A curious follower on twitter took to BLAST (Credit to Mabel_Syrup_) after seeing the Spidroin work. This wasn’t their background but they were a quick learner. They noticed when you took the Spirdroin ORF we published and BLASTed it using DELTA-BLAST against the patent database you can find some hits to a SARs1-Tor patent. US patent 7267942 filed in March of 2004.
It takes some time to dig through the patent office and find the 2470 amino acid sequences they stuffed into the patent so I have pulled them down and linked them here (credit to Mabel_Syrup_ for sleuthing these).
What on earth are they doing with 2470 genes in a corona virus? This doesn’t make any sense.
So I download the genome (NC_004718) into SnapGene to have a look.
It appears this is the first sequence of SARs1 and the patent attorneys in their rush to file IP, didn’t know where the genes were so they did what any sloppy and greedy patent attorney would do.
They 6 way translated the 29Kb sequence and filed on every ORF they could find with in-silica prediction tools.
It was so sloppy they even filed on 4 amino acid ORFs!
It was so sloppy (or greedy) they even filed on ORFs on the reverse strand that would never exist in a single stranded RNA virus. They would exist in a dsDNA plasmid attempting to encode that virus but thats a different story.
Not all of these sequences are claimed in the claims of the patent. They exist in the specifications of the patent so if the inventors ever find use for them, they can go back and file continuation in parts or divisional applications and have the benefit of the earliest priority date.
The Pfizer vaccine should have some similarity to SARs spike as it is a codon optimized SARs2 spike.
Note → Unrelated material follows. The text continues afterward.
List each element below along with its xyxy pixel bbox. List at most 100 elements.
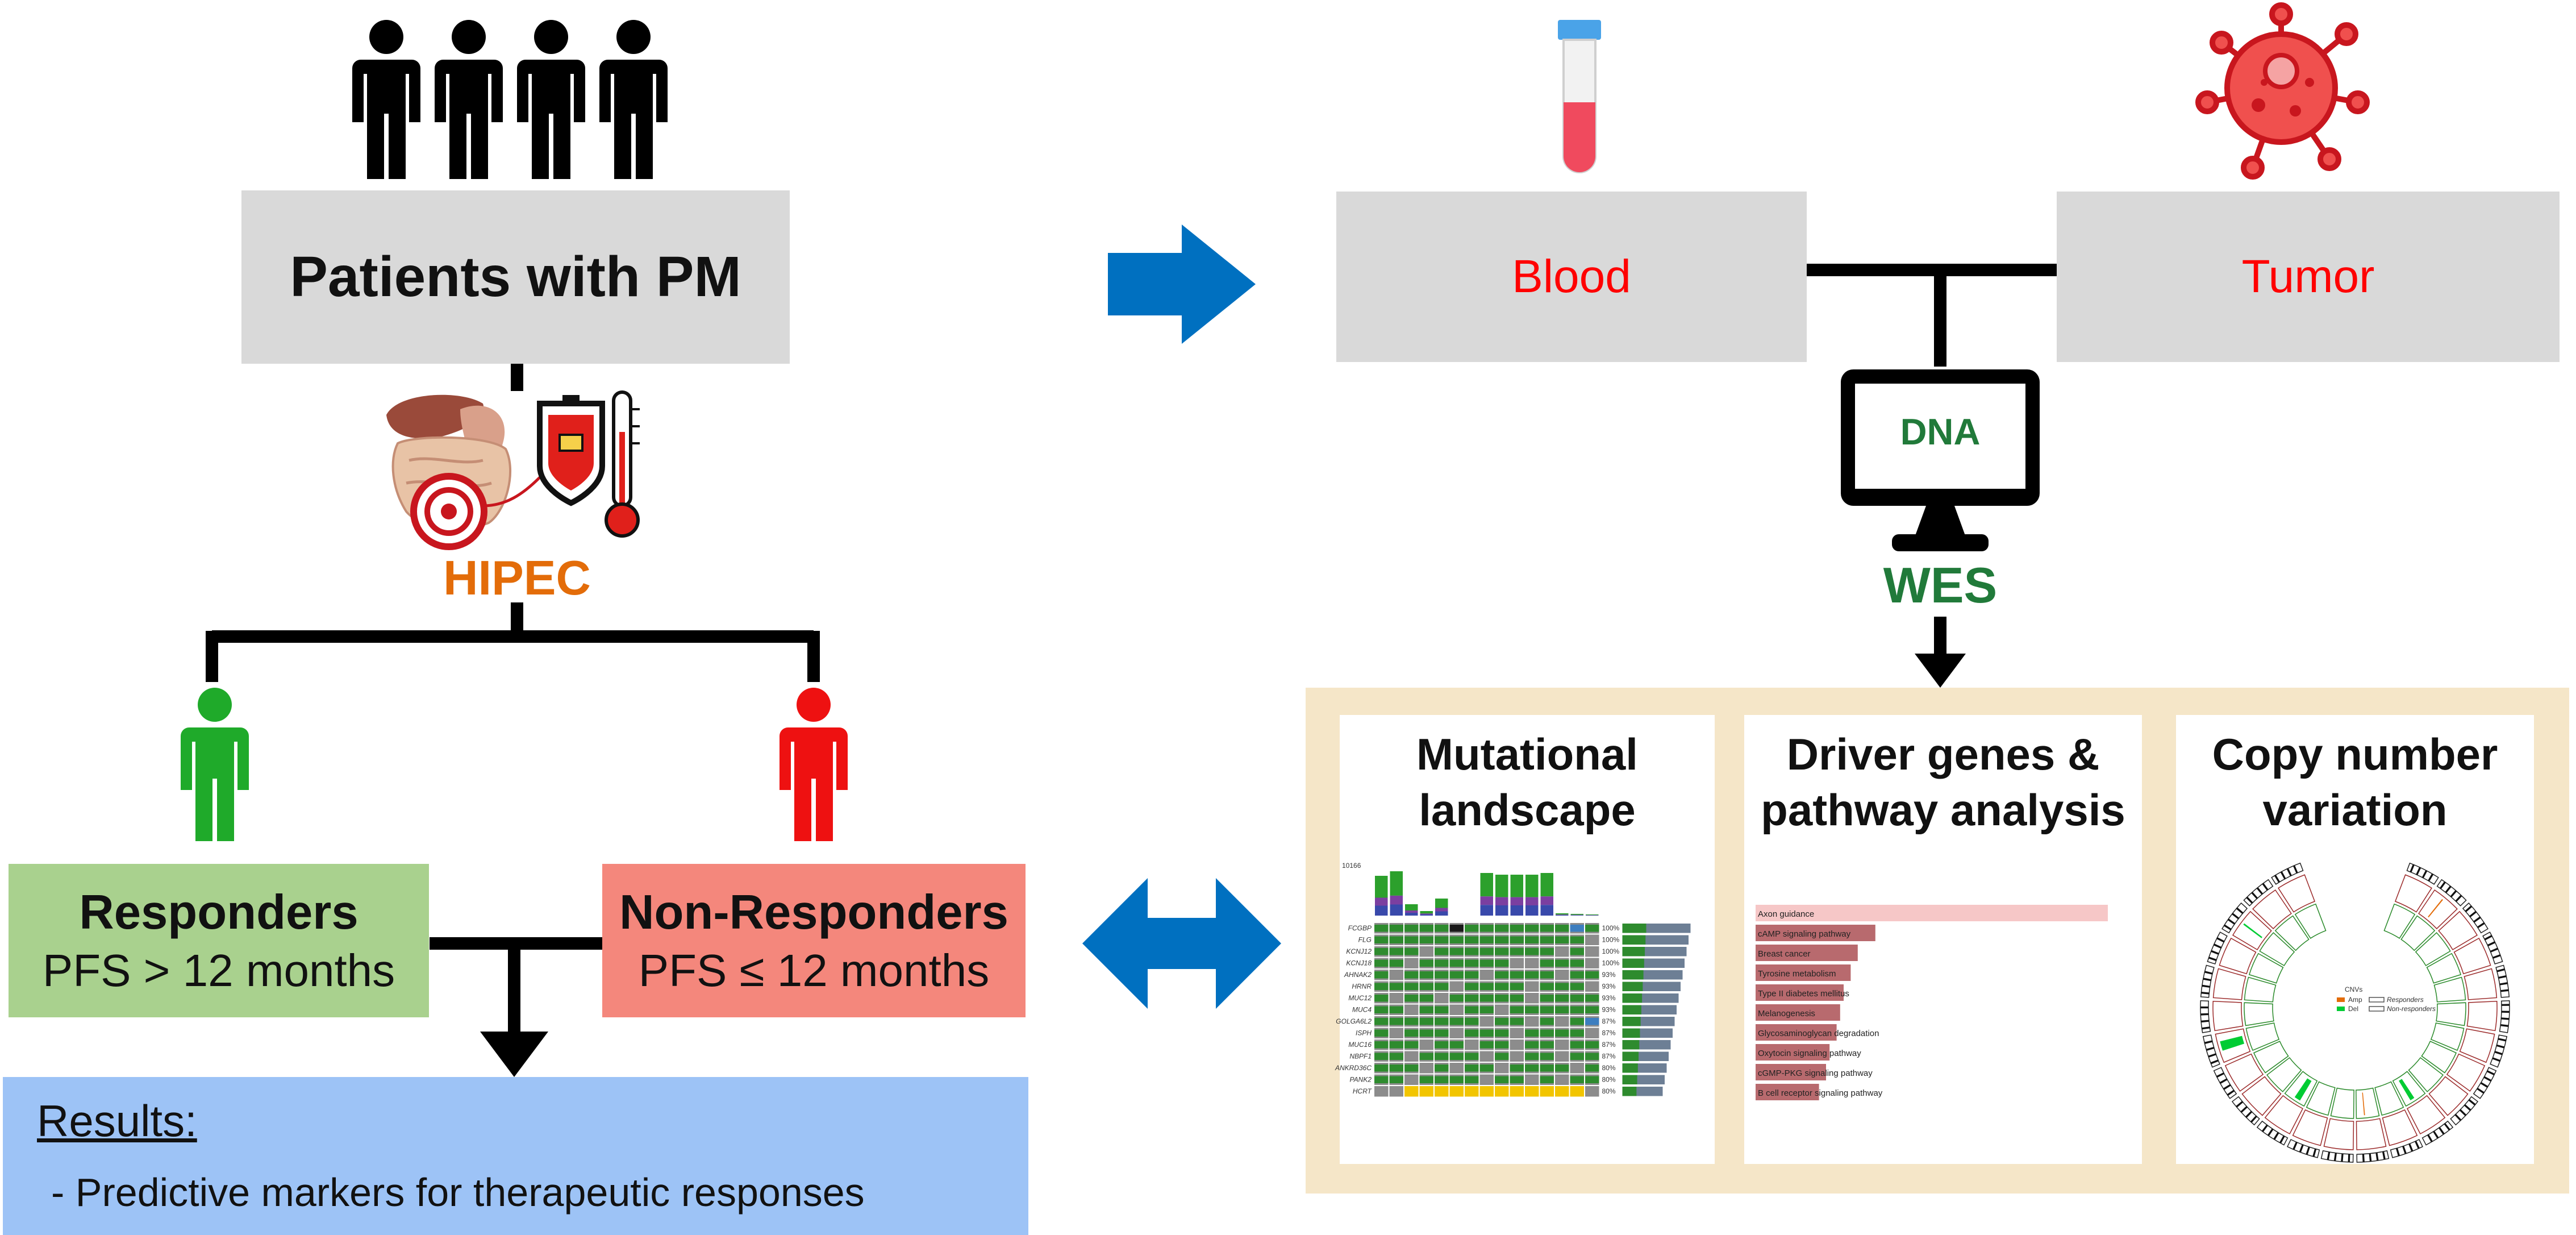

So we should expect SARs1 peptides to match Pfizer Spike and its reverse complement ORF to some degree.
The sequences in this patent that have some homology to Spidroin are sequences 1659-1701.
Lets walk through them and visualize them in SnapGene so you can see what is going on. You will need the NC_004718 reference listed above.
As you search SnapGene for each of these micro-ORFs you can see they are all in frame on Spidroin but there are Stop codons interrupting these micro-ORFs from becoming a full 1252 amino acid Spidroin ORF.
Some how Pfizers codon optimization ablated all of these stop codons?
How did that happen?
Well first you have to understand that this spidroin ORF is not only on the opposite strand but its perfectly in frame. There is no Frame shifting.
What does that mean?
Each Spike strand codon has 3 bases.
The 1st base on the spike strand = the 3rd base in the Spidroin codon. The 3rd base in each codon is the most degenerate base. Its called the wobble base for this reason. There is most freedom to change the 3rd base without changing the amino acid so codon optimization tools are mostly changing Base 3. This happens to be base 1 in the codon for Spidroin.
Since Pfizer was busy changing their 3rd base in most codons, and they avoiding using any Leucine or Serine codons that could form a Stop codon on the opposite strand… Voila! The eliminated ~40 stop codons from SARs1-Tor to make a 1252 amino acid open reading frame under spike.
If you back up and look at the whole Spidroin ORF in SARs1 you can see its fragmented with many stop codons. Between each yellow and green ORF is one or more Stop codons.
At least 39 Stop codons where ablated by Pfizer to make a full length 1252 amino acid ORF.
Keep in mind the virus is single stranded RNA so it does not have this template despite the patent attorneys including these fragmented microORFs in its patent specification.
What is bizarre is how Pfizer managed to resurrect this into a full length 1252 amino acid ORF and failed to disclose it to regulators who demand all such open reading frames be disclosed in their submission.
Here is the SnapGene file for anyone who wants to take a look.
Wait. Is it possible that Pfizer reused someone else's patented DNA?
You say "It takes some time to dig through the patent office and find the 2470 amino acid sequences they stuffed into the patent" but then in the next para you say "What on earth are they doing with 2470 genes in a corona virus?"
Did you mix up genes and amino acids?